Resenha – Pequenas Grandes Mentiras
por Patricia
em 04/01/16

Nota:

Unknown

Pequenas grandes mentiras é o segundo livro que leio de Liane Moriarty. Conheci o trabalho da autora ano passado quando a Intrínseca enviou para os parceiros o lançamento “O segredo do meu marido“. Enquanto eu abria o livro esperando um chick lit fofo, com humor e algumas cenas dramáticas, o que recebi foi o contrário e gostei consideravelmente de O segredo do meu marido. Por isso, quando vi que a editora havia lançado mais um livro da autora, comprei determinada a não esperar nada especificamente.
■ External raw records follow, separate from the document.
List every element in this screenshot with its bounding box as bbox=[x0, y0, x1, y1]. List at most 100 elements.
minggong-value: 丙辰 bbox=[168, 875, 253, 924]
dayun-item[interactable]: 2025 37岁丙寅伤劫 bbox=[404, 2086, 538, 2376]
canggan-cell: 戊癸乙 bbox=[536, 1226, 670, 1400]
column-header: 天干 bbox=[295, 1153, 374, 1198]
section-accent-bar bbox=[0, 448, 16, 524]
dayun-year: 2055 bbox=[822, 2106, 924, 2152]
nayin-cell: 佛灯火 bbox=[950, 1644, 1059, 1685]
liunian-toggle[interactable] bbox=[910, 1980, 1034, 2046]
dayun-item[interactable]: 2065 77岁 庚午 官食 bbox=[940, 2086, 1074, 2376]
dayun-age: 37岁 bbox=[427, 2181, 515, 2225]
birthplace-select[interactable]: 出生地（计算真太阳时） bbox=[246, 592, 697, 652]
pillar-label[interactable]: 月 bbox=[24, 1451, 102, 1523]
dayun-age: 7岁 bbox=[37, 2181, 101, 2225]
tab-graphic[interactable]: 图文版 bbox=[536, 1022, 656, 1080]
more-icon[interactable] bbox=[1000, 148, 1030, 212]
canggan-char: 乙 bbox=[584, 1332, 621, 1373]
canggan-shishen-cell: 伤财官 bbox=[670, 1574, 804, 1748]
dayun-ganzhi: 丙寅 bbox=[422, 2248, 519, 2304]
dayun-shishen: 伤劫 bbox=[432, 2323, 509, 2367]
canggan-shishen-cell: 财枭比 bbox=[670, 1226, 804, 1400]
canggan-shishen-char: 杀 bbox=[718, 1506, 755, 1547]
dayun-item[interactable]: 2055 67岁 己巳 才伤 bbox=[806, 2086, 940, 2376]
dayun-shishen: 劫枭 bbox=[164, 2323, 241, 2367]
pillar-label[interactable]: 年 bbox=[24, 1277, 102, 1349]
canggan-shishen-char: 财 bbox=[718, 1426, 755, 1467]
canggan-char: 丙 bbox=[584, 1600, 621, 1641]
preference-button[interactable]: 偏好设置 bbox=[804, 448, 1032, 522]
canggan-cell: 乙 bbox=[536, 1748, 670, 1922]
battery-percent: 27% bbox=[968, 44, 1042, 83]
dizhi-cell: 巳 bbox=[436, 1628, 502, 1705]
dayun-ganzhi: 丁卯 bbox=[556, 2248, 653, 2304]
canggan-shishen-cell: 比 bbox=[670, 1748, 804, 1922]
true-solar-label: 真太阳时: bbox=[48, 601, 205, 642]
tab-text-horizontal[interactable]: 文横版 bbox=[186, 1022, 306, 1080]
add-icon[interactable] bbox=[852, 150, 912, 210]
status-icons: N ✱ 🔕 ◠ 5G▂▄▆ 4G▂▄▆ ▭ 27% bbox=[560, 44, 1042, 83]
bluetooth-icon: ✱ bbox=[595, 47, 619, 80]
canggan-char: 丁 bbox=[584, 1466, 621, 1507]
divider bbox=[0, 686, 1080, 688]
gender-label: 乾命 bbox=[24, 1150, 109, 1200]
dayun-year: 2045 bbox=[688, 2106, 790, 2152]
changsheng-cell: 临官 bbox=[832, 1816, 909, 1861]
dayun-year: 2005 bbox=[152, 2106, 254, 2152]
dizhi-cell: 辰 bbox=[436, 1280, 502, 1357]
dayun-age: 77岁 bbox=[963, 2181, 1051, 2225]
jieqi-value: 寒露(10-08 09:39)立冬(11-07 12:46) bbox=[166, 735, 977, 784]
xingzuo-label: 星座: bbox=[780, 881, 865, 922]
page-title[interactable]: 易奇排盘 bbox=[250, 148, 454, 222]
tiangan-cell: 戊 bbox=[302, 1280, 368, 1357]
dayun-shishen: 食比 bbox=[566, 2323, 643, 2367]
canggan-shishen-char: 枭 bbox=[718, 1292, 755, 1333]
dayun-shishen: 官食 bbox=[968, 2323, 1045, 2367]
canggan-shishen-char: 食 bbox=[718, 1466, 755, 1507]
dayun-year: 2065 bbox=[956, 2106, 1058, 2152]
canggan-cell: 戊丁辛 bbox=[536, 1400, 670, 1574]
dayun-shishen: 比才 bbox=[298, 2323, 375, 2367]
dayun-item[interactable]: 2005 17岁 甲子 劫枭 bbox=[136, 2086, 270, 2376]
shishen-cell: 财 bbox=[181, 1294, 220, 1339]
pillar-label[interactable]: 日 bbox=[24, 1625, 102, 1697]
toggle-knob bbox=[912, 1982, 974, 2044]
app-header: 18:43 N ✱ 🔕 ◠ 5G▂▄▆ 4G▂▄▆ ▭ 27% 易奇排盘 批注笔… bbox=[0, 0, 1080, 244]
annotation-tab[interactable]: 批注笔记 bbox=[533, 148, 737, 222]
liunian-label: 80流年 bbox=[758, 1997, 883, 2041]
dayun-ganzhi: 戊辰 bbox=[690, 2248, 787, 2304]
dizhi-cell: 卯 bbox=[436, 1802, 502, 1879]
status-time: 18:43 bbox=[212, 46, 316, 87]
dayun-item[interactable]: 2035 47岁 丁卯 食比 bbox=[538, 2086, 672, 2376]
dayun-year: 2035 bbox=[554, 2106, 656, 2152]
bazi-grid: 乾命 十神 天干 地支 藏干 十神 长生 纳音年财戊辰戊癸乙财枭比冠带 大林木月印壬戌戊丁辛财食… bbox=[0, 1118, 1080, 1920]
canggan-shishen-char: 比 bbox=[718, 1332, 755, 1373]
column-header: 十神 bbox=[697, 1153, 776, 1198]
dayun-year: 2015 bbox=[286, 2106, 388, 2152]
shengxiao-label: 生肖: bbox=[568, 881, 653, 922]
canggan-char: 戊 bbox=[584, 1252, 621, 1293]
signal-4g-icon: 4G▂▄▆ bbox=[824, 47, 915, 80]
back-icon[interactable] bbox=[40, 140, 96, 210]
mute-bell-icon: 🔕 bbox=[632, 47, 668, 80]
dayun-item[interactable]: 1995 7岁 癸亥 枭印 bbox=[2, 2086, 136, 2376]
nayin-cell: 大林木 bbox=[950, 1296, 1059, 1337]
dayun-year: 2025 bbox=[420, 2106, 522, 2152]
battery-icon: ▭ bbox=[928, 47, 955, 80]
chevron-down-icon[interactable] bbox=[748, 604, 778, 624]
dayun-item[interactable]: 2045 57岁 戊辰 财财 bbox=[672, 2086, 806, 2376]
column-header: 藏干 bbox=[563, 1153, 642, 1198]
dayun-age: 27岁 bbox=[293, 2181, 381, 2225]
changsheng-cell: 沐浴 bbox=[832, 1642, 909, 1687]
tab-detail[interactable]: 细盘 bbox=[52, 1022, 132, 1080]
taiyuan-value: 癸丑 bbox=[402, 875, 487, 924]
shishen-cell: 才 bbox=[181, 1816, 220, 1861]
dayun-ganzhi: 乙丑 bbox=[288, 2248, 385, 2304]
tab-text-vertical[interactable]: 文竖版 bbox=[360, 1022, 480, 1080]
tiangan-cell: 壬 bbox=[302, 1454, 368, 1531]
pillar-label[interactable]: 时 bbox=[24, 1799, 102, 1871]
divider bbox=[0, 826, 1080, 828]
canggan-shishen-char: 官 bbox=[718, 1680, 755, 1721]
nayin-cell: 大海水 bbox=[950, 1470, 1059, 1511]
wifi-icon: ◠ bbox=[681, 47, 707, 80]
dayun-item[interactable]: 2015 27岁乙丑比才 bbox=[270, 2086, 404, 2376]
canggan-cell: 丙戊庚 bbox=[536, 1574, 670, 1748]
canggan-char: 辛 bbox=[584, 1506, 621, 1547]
Pequenas grandes mentiras é um livro muito parecido com O segredo do meu marido: a história é contada do ponto de vista de mulheres diferentes mas com algo em comum: aqui, são todas mães de crianças pequenas (faixa de 5-6 anos). Acompanhamos principalmente três mulheres: Madeleine que foi mãe jovem e abandonada pelo marido com uma bebê, mas se casou novamente e tem 2 crianças pequenas agora; Celeste, mãe de gêmeos lindos e esposa linda de uma homem riquíssimo, lindo, maravilhoso; e Jane, 24 anos, mãe solteira de Ziggy.

Como na vida de muitas mães, ou ao menos como as pessoas querem acreditar, tudo gira em torno de vida escolar dos filhos: eventos, doações, amizades, intrigas infantis e…nesse caso em particular, assassinato.

Uma linha secundária do enredo é bullying. Ziggy é acusado por uma das meninas da turma de machucá-la e a mãe da menina não vai medir esforços para colocar Ziggy em seu lugar. O lado mais feio do bullying das crianças passa a ser a influência dos pais. A menina vê a própria mãe e suas amigas excluírem Ziggy, proibindo as demais crianças de brincar com ele e isolando-o de festas e reprimindo a mãe do garoto sempre que possível.

Adultos sempre podem ser piores que crianças, vale lembrar.

O enredo principal gira em torno da vida de Madeleine, Celeste e Jane: cada uma enfrentando um problema próprio a portas fechadas; um trauma diferente, mas desilusões e violências comuns (e não seria possível detalhar mais esse enredo sem entregar algumas surpresas infelizes que o leitor deve encarar durante a leitura). Aprendemos sobre elas nos capítulos que se alternam entre as vozes de cada uma. Cada capítulo nos revela um pouco mais do que se esconde por trás das cortinas. Enquanto lia esse livro, só conseguia pensar naquela frase famosa de Tolstoi: “As famílias felizes parecem-se todas; as famílias infelizes são infelizes cada uma à sua maneira”. Moriarty parece que leva essa idéia a sério em suas obras.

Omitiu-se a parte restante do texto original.